In last May’s Assembly election, Labour sustained a large fall in its level of constituency vote support from 2011 but without suffering major seat losses – Leanne Wood’s victory in Rhondda being Labour’s only loss. But the situation indicated by this poll would see Labour begin to reach the sort of ‘tipping point’ where they start losing significant numbers of constituency seats. If the changes from last May’s Assembly election indicated by our new poll are applied uniformly across Wales, then we project Labour to lose eightconstituency seats that they won in May 2016:
· The Conservatives would gain Gower, the Vale of Clwyd, the Vale of Glamorgan, and Wrexham;
· Plaid Cymru would gain Blaenau Gwent, Cardiff West, and Llanelli;
· And the Liberal Democrats would gain Cardiff Central.
The findings for the Assembly regional vote show a broadly similar picture to those for the constituency ballot:
Labour 28% (-1)
Conservative 22% (no change)
Plaid Cymru 20% (-1)
UKIP 14% (+1)
Liberal Democrats 7% (+1)
Others 7% (-3)
Applying once more the assumption of uniform national swing, and also taking into account the projected constituency results just mentioned, our poll provides the following projected outcome for the regional list seats:
North Wales: 2 UKIP, 1 Labour, 1 Plaid
Mid & West Wales: 2 Labour, 2 UKIP
South Wales West: 2 Plaid, 1 Conservative, 1 UKIP
South Wales Central: 2 Conservative, 1 Plaid, 1 UKIP
South Wales East: 2 UKIP, 1 Conservative, 1 Plaid
This, in turn, gives us the following overall projected outcome:
Labour 22 seats (19 constituency, 3 regional)
Conservative 14 seats (10 constituency, 4 regional)
Plaid Cymru 14 seats (69constituency, 5 regional)
UKIP 8 seats (8 regional)
Liberal Democrats 2 seats (2 constituency)
Any such outcome would be Labour’s worst-ever National Assembly election result by a considerable margin.

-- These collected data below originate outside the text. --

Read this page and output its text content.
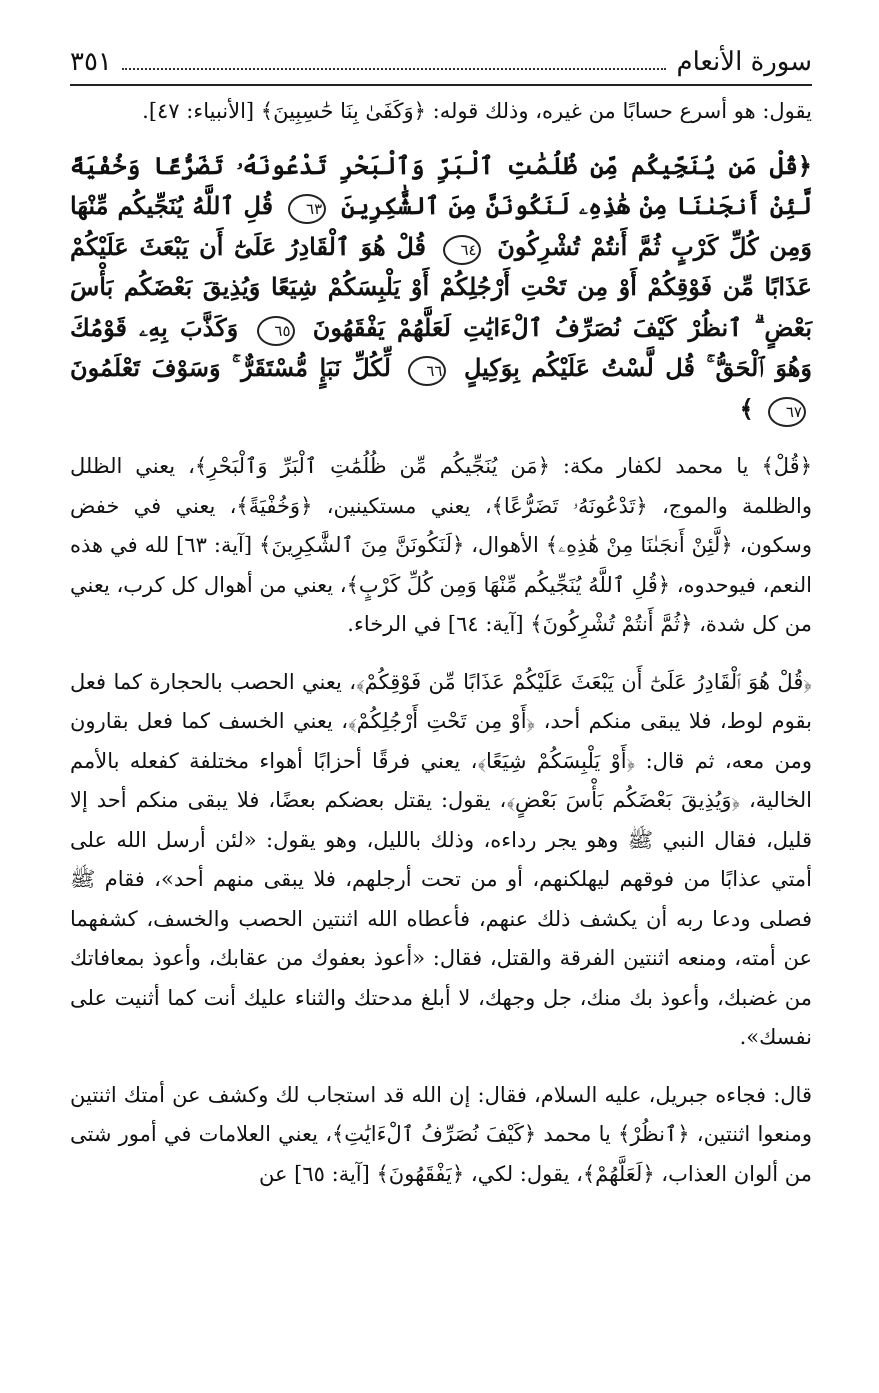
سورة الأنعام
٣٥١

يقول: هو أسرع حسابًا من غيره، وذلك قوله: ﴿وَكَفَىٰ بِنَا حَٰسِبِينَ﴾ [الأنبياء: ٤٧].

﴿قُلْ مَن يُنَجِّيكُم مِّن ظُلُمَٰتِ ٱلْبَرِّ وَٱلْبَحْرِ تَدْعُونَهُۥ تَضَرُّعًا وَخُفْيَةً لَّئِنْ أَنجَىٰنَا مِنْ هَٰذِهِۦ لَنَكُونَنَّ مِنَ ٱلشَّٰكِرِينَ ٦٣ قُلِ ٱللَّهُ يُنَجِّيكُم مِّنْهَا وَمِن كُلِّ كَرْبٍ ثُمَّ أَنتُمْ تُشْرِكُونَ ٦٤ قُلْ هُوَ ٱلْقَادِرُ عَلَىٰٓ أَن يَبْعَثَ عَلَيْكُمْ عَذَابًا مِّن فَوْقِكُمْ أَوْ مِن تَحْتِ أَرْجُلِكُمْ أَوْ يَلْبِسَكُمْ شِيَعًا وَيُذِيقَ بَعْضَكُم بَأْسَ بَعْضٍ ۗ ٱنظُرْ كَيْفَ نُصَرِّفُ ٱلْءَايَٰتِ لَعَلَّهُمْ يَفْقَهُونَ ٦٥ وَكَذَّبَ بِهِۦ قَوْمُكَ وَهُوَ ٱلْحَقُّ ۚ قُل لَّسْتُ عَلَيْكُم بِوَكِيلٍ ٦٦ لِّكُلِّ نَبَإٍ مُّسْتَقَرٌّ ۚ وَسَوْفَ تَعْلَمُونَ ٦٧ ﴾

﴿قُلْ﴾ يا محمد لكفار مكة: ﴿مَن يُنَجِّيكُم مِّن ظُلُمَٰتِ ٱلْبَرِّ وَٱلْبَحْرِ﴾، يعني الظلل والظلمة والموج، ﴿تَدْعُونَهُۥ تَضَرُّعًا﴾، يعني مستكينين، ﴿وَخُفْيَةً﴾، يعني في خفض وسكون، ﴿لَّئِنْ أَنجَىٰنَا مِنْ هَٰذِهِۦ﴾ الأهوال، ﴿لَنَكُونَنَّ مِنَ ٱلشَّٰكِرِينَ﴾ [آية: ٦٣] لله في هذه النعم، فيوحدوه، ﴿قُلِ ٱللَّهُ يُنَجِّيكُم مِّنْهَا وَمِن كُلِّ كَرْبٍ﴾، يعني من أهوال كل كرب، يعني من كل شدة، ﴿ثُمَّ أَنتُمْ تُشْرِكُونَ﴾ [آية: ٦٤] في الرخاء.

﴿قُلْ هُوَ ٱلْقَادِرُ عَلَىٰٓ أَن يَبْعَثَ عَلَيْكُمْ عَذَابًا مِّن فَوْقِكُمْ﴾، يعني الحصب بالحجارة كما فعل بقوم لوط، فلا يبقى منكم أحد، ﴿أَوْ مِن تَحْتِ أَرْجُلِكُمْ﴾، يعني الخسف كما فعل بقارون ومن معه، ثم قال: ﴿أَوْ يَلْبِسَكُمْ شِيَعًا﴾، يعني فرقًا أحزابًا أهواء مختلفة كفعله بالأمم الخالية، ﴿وَيُذِيقَ بَعْضَكُم بَأْسَ بَعْضٍ﴾، يقول: يقتل بعضكم بعضًا، فلا يبقى منكم أحد إلا قليل، فقال النبي ﷺ وهو يجر رداءه، وذلك بالليل، وهو يقول: «لئن أرسل الله على أمتي عذابًا من فوقهم ليهلكنهم، أو من تحت أرجلهم، فلا يبقى منهم أحد»، فقام ﷺ فصلى ودعا ربه أن يكشف ذلك عنهم، فأعطاه الله اثنتين الحصب والخسف، كشفهما عن أمته، ومنعه اثنتين الفرقة والقتل، فقال: «أعوذ بعفوك من عقابك، وأعوذ بمعافاتك من غضبك، وأعوذ بك منك، جل وجهك، لا أبلغ مدحتك والثناء عليك أنت كما أثنيت على نفسك».

قال: فجاءه جبريل، عليه السلام، فقال: إن الله قد استجاب لك وكشف عن أمتك اثنتين ومنعوا اثنتين، ﴿ٱنظُرْ﴾ يا محمد ﴿كَيْفَ نُصَرِّفُ ٱلْءَايَٰتِ﴾، يعني العلامات في أمور شتى من ألوان العذاب، ﴿لَعَلَّهُمْ﴾، يقول: لكي، ﴿يَفْقَهُونَ﴾ [آية: ٦٥] عن
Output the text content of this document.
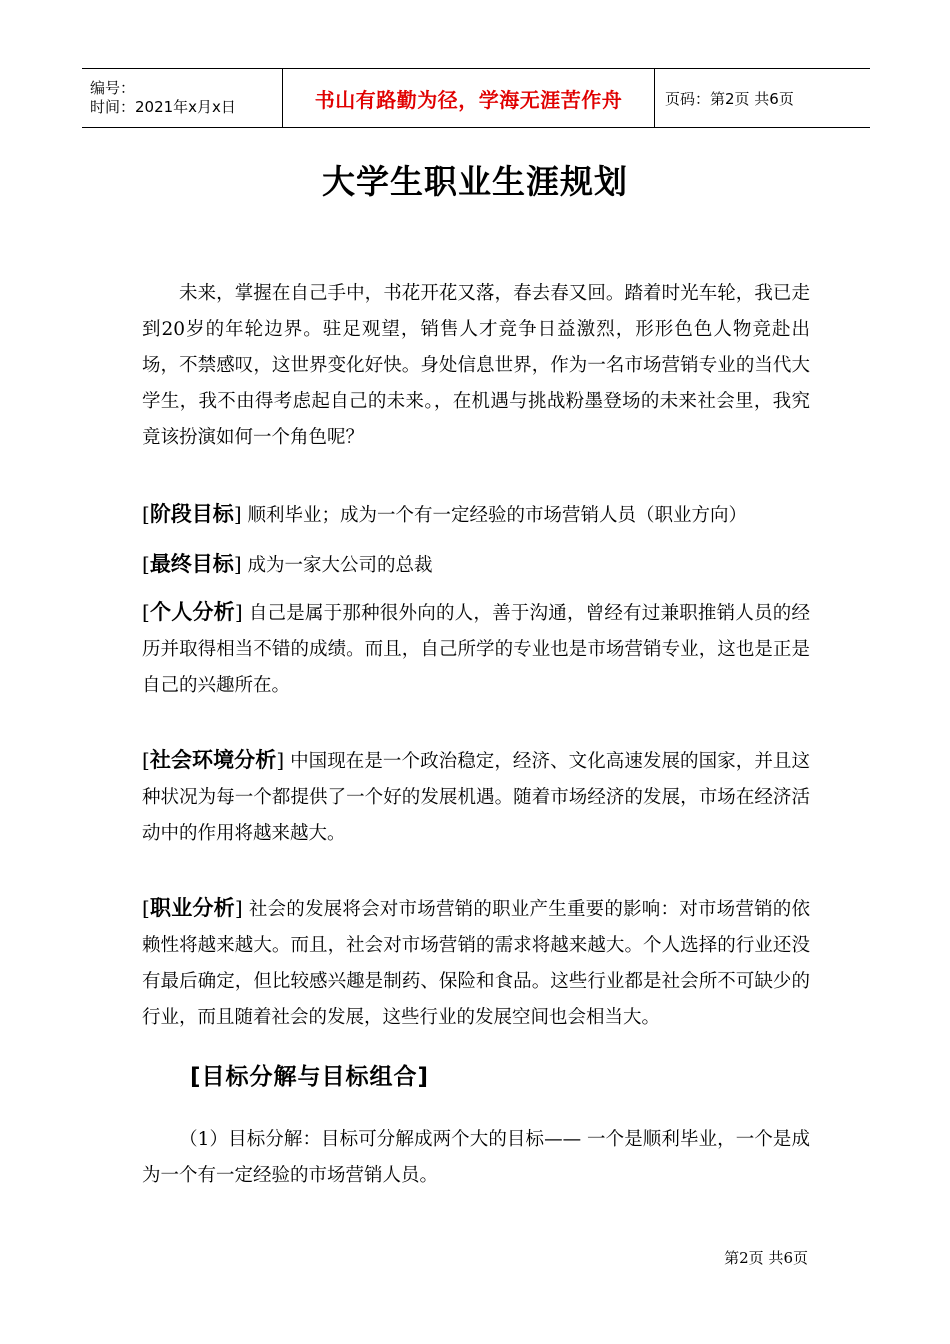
编号：
时间：2021年x月x日	书山有路勤为径，学海无涯苦作舟	页码：第2页 共6页
大学生职业生涯规划

未来，掌握在自己手中，书花开花又落，春去春又回。踏着时光车轮，我已走到20岁的年轮边界。驻足观望，销售人才竞争日益激烈，形形色色人物竞赴出场，不禁感叹，这世界变化好快。身处信息世界，作为一名市场营销专业的当代大学生，我不由得考虑起自己的未来。，在机遇与挑战粉墨登场的未来社会里，我究竟该扮演如何一个角色呢？

[阶段目标] 顺利毕业；成为一个有一定经验的市场营销人员（职业方向）

[最终目标] 成为一家大公司的总裁

[个人分析] 自己是属于那种很外向的人，善于沟通，曾经有过兼职推销人员的经历并取得相当不错的成绩。而且，自己所学的专业也是市场营销专业，这也是正是自己的兴趣所在。

[社会环境分析] 中国现在是一个政治稳定，经济、文化高速发展的国家，并且这种状况为每一个都提供了一个好的发展机遇。随着市场经济的发展，市场在经济活动中的作用将越来越大。

[职业分析] 社会的发展将会对市场营销的职业产生重要的影响：对市场营销的依赖性将越来越大。而且，社会对市场营销的需求将越来越大。个人选择的行业还没有最后确定，但比较感兴趣是制药、保险和食品。这些行业都是社会所不可缺少的行业，而且随着社会的发展，这些行业的发展空间也会相当大。

[目标分解与目标组合]

（1）目标分解：目标可分解成两个大的目标—— 一个是顺利毕业，一个是成为一个有一定经验的市场营销人员。

第2页 共6页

Overall, our new Barometer poll shows the Labour party’s continuing troubles across the UK having a notable impact even in Wales, their longest-standing bastion. The saving grace for Welsh Labour continues to be the lack of a single strong opponent: while Labour’s performance in our new poll is weak, none of their opponents are exactly achieving glittering ratings either. But as our seat projections for the National Assembly show, even without its opponents doing that well, if Labour’s support continues to ebb then the party may pay a very heavy electoral price.